Some information:  The clothing store name "Lilies" is derived from Matthew 6:28. "A land flowing with milk and honey" is a common Biblical phrase, often used to describe Canaan, the "Promised Land."  "All flesh" originally means "all of humanity" (see Isaiah 40:5) but here is given a more literal sense as the name for butcher shops.

3.      What is the women's reaction to the pregnant woman?

4.      How are the Japanese women different from the women of Gilead? Is Atwood idealizing them? What do you think the point of the contrast is?


  Complete the following assignment any time after Chapter 25

M  JOURNAL #6: Summing up Offred

            Write up a summary of the following as regards Offred, our narrator:

·        Offred’s relationship/remembrances of Moira and what they tell us about Offred

·        Offred’s relationship/remembrances of her mother and what they tell us about Offred

·        Offred’s relationship/remembrances of Luke and what they tell us about Offred


  Complete the following assignment immediately after reading pages 238-250

M  JOURNAL #7: Thoughts on Moira

On page 233, Offred writes:

What I want is a mirror, to see if my lipstick is all right, whether the feathers are too ridiculous, too frowsy.  In this light I must look lurid.  Though it’s too late now.

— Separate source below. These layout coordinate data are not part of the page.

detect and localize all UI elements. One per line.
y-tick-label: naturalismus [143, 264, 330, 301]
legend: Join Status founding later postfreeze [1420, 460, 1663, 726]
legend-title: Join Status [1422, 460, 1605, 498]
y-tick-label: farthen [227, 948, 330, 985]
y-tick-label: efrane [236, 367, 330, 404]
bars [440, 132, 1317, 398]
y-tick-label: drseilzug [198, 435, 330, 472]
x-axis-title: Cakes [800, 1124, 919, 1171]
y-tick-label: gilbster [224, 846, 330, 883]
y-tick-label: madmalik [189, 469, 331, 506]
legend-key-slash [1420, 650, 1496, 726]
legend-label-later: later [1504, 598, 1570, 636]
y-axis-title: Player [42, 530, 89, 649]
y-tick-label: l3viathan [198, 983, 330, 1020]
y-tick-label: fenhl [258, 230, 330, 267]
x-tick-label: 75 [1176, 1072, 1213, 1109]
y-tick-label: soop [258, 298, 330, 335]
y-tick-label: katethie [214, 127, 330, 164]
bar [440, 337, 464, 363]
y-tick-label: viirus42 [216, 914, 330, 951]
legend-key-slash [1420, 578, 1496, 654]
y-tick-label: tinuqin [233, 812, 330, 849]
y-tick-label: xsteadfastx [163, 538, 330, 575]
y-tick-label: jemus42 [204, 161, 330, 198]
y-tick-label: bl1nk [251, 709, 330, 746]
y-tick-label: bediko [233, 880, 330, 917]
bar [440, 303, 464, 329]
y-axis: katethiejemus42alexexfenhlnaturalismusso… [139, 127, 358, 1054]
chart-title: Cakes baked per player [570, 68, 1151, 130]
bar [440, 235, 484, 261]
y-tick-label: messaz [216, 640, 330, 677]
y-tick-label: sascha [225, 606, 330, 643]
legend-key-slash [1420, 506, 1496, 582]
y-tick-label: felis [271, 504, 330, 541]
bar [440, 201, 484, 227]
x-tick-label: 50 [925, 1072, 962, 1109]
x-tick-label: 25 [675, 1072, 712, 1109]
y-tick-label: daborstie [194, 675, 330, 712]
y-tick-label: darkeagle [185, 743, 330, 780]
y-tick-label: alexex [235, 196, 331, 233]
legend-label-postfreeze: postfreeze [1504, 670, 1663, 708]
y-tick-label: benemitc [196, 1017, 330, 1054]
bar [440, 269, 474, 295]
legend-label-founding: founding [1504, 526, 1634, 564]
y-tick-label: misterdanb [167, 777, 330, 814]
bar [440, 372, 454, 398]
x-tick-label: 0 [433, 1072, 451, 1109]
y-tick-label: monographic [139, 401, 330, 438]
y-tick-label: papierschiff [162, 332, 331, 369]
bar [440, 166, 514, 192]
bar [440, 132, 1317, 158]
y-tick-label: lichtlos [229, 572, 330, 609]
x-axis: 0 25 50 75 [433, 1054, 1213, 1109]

            Idiot, says Moira.

Reflect on the character of Moira in the novel (Note: “Moira” means “fate.”)  Compare and contrast the narrator’s perceptions of Moira in the passage quoted above and in the way Moira is described at Jezebel’s (pp. 238-250).  Discuss the significance of the similarities and/or differences in the audience’s understanding of Moira between earlier in the novel and now.

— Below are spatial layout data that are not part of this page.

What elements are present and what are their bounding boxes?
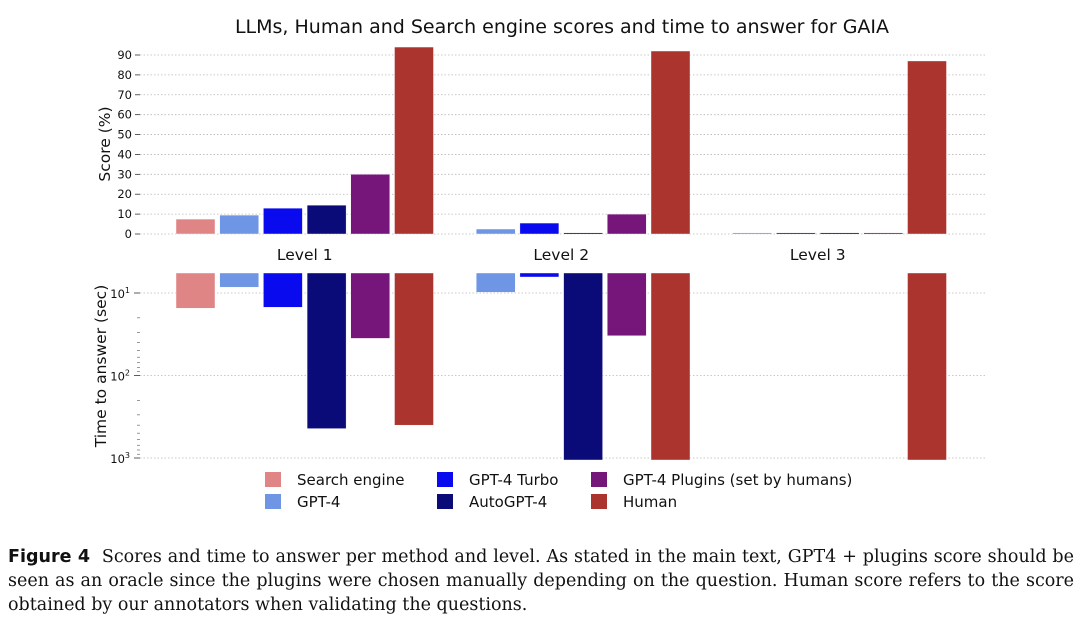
score-y-axis-label: Score (%) [96,106,114,181]
legend-label: GPT-4 Plugins (set by humans) [623,471,852,489]
legend-swatch-gpt-4-turbo [437,472,453,487]
score-bar-search-engine [175,218,216,235]
time-bar-gpt-4-plugins-set-by-humans [607,272,647,336]
time-bar-autogpt-4 [306,272,347,429]
legend-label: GPT-4 Turbo [469,471,558,489]
score-bar-human [394,46,434,235]
time-bar-gpt-4 [219,272,259,288]
score-tick-label: 80 [117,68,132,82]
score-tick-label: 50 [117,128,132,142]
score-tick-label: 70 [117,88,132,102]
level-label: Level 2 [533,246,589,264]
level-label: Level 3 [790,246,846,264]
score-bar-gpt-4 [732,232,772,235]
score-bars [175,46,947,235]
legend-swatch-search-engine [265,472,281,487]
score-bar-human [907,60,947,235]
score-bar-autogpt-4 [819,232,860,235]
time-bar-gpt-4-plugins-set-by-humans [350,272,390,339]
legend-swatch-human [591,494,607,509]
score-tick-label: 60 [117,108,132,122]
score-panel: 0 10 20 30 40 50 60 70 80 90 Score (%) [96,46,985,241]
figure-label: Figure 4 [8,547,91,567]
score-tick-label: 20 [117,187,132,201]
time-tick-label: 103 [110,451,130,466]
score-bar-gpt-4 [476,228,516,235]
time-bars [175,272,947,461]
time-panel: 101 102 103 Time to answer (sec) [92,272,985,466]
score-bar-gpt-4-turbo [776,232,816,235]
score-gridlines [140,54,985,235]
time-bar-gpt-4-turbo [263,272,303,308]
score-bar-gpt-4-plugins-set-by-humans [607,213,647,235]
time-bar-search-engine [175,272,216,309]
score-tick-label: 40 [117,147,132,161]
figure-caption: Figure 4 Scores and time to answer per m… [8,545,1074,617]
score-bar-human [650,50,691,235]
legend-swatch-autogpt-4 [437,494,453,509]
time-bar-gpt-4 [476,272,516,293]
time-bar-autogpt-4 [563,272,603,461]
legend-label: Search engine [297,471,404,489]
score-bar-gpt-4 [219,214,259,235]
score-bar-autogpt-4 [563,232,603,235]
legend-label: Human [623,493,677,511]
legend-label: GPT-4 [297,493,340,511]
level-labels: Level 1 Level 2 Level 3 [277,246,846,264]
time-tick-label: 101 [110,286,130,301]
time-y-ticks: 101 102 103 [110,286,140,466]
score-bar-gpt-4-turbo [519,222,560,235]
time-bar-human [650,272,691,461]
legend-swatch-gpt-4 [265,494,281,509]
score-tick-label: 30 [117,167,132,181]
score-bar-gpt-4-plugins-set-by-humans [350,174,390,235]
score-bar-gpt-4-plugins-set-by-humans [863,232,903,235]
legend: Search engine GPT-4 GPT-4 Turbo AutoGPT-4 GP… [265,471,852,511]
score-tick-label: 10 [117,207,132,221]
legend-swatch-gpt-4-plugins-set-by-humans [591,472,607,487]
score-bar-autogpt-4 [306,204,347,235]
time-tick-label: 102 [110,369,130,384]
legend-label: AutoGPT-4 [469,493,547,511]
score-tick-label: 90 [117,48,132,62]
gaia-figure: LLMs, Human and Search engine scores and… [92,16,985,511]
time-gridlines [140,292,985,459]
time-y-axis-label: Time to answer (sec) [92,285,110,449]
time-bar-human [907,272,947,461]
caption-text: Scores and time to answer per method and… [8,547,1074,615]
score-y-ticks: 0 10 20 30 40 50 60 70 80 90 [117,48,140,241]
chart-title: LLMs, Human and Search engine scores and… [235,16,889,38]
score-tick-label: 0 [125,227,132,241]
time-bar-human [394,272,434,426]
score-bar-gpt-4-turbo [263,207,303,235]
level-label: Level 1 [277,246,333,264]
time-bar-gpt-4-turbo [519,272,560,278]
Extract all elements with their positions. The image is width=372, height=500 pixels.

  Complete the following assignment any time after page 263

M  JOURNAL #8: Revision of the Narrative

Go back and re-read pages 104-106.  Then re-read pages 260-263.  The narrator of this book in these places and in others has a habit of revising herself as she tells her story.  Discuss two or more effects that this seems to have in the novel and explain why you think those are the effects (particularly in light of other things happening in the novel).


  Complete the following assignments after finishing the novel (p. 295)

  JOURNAL #9: The End and Novel Reflection

  1. Take a moment to discuss/reflect on the last two paragraphs of the novel on page 295, particularly the last line.  Discuss reasons why Atwood would have chosen to end this narrator’s story in this way.
  2. Now that you’ve (more or less) reached the end of Handmaid’s, take a moment to reflect on the novel as a whole.  Did you like it?  Why or why not?    Which characters stand out to you and why?  What themes do you see operating in this book?  Any judgments so far?

  JOURNAL #10: Pick-a-Passage

  1. Go back to ONE passage that you found most intriguing, troubling, puzzling, etc.  Briefly summarize the passage/scene (in 2-3 sentences) and note the page number(s) it appears on.
  2. Freely discuss/reflect on this passage, including your initial reaction to it and how you react to it now (in light of the rest of the book).  If you found the passage intriguing, explain why.  Troubling?  Explain why.  Puzzling? Explain why.  Etc.  Spend about a page thinking on paper about this passage.